We tried all 2^3=8 combinations on a 3T segmented multi-echo VASO dataset with 0.9 mm isotropic resolution (here we only used the first echo). The paradigm was 6 12-min runs of block-designed simultaneous visual stimulation and bilateral finger tapping (see details in Huber et al., 2022). We found this dataset ideal as it allowed us to test NORDIC in a thermal noise dominated regime with relatively low CNR, where NORDIC is most needed. It also presents a challenging test-case since the success of low-rank denoising methods is CNR dependent. Furthermore, 72 minutes of functional data provided a fairly good ground-truth estimate at the single-voxel level, and visual+motor stimulation activates large patches of cortex thus allowing extensive voxel-averaging, resulting in fairly good single-trial ground truth estimates. For all versions, NORDIC was applied to each run individually with the default isotropic patch size: k x k x k, where k=(num_TRs*11)^(⅓) rounded to the nearest integer. 

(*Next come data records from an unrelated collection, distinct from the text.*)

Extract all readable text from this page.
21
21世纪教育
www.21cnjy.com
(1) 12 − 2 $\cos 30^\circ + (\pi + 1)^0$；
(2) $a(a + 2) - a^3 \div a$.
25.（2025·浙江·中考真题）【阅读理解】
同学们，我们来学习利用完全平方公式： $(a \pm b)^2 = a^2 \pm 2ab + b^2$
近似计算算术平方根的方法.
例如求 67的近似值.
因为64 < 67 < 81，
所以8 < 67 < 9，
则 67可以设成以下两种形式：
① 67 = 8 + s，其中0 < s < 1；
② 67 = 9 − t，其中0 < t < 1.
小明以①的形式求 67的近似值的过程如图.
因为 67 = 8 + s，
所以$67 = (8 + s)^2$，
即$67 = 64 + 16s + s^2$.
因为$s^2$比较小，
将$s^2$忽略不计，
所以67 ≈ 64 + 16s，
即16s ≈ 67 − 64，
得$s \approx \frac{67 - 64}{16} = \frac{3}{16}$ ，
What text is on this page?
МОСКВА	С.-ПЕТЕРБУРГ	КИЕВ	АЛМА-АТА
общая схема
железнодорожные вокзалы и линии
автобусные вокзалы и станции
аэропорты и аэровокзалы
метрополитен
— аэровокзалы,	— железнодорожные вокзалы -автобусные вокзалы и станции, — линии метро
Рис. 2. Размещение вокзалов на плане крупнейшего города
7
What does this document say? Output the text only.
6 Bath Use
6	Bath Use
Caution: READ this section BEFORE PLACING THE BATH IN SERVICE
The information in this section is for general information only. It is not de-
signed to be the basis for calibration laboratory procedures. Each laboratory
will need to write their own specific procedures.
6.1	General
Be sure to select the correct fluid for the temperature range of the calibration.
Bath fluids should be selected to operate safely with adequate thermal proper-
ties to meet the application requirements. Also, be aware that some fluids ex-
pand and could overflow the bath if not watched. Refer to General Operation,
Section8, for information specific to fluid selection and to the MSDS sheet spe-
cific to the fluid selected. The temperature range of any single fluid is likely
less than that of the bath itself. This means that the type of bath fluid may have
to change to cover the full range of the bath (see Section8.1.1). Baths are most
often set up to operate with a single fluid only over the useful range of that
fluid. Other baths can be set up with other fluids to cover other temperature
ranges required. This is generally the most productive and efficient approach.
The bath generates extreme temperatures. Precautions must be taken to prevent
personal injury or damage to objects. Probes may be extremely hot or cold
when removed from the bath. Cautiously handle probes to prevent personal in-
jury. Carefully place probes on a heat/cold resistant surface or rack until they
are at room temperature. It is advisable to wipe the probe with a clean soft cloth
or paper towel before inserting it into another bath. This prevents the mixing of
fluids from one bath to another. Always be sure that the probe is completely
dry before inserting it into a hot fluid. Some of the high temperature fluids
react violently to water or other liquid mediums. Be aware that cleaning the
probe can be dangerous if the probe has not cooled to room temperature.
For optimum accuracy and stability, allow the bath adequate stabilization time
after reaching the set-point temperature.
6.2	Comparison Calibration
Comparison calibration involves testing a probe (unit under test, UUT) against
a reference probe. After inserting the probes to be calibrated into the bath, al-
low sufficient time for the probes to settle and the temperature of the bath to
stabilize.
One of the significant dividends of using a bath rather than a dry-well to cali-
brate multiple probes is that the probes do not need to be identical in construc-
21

Note that the publicly available implementation of NORDIC comes in two flavours; “NORDIC.m” requires a noise-only volume and a g-factor map as inputs. The other flavour, “NIFTI_NORDIC.m”, estimates the g-factor from the data itself (more details are available at the link below from which NORDIC can be downloaded). For this blog post, we used and will focus on the NIFTI_NORDIC flavour (https: //github.com/SteenMoeller/NORDIC_Raw, v1.1, commit 74999d6), as it can be readily applied to a broader range of data sets (but see section 5 “Effect of g-factor estimation method” where the NORDIC.m flavour was explored). 

Data was extracted from a large ROI covering both visual and sensorimotor cortex. Laminar profiles were extracted from a relatively small ROI in visual cortex (data upsampled to 0.2 mm iso) (Figure 3). 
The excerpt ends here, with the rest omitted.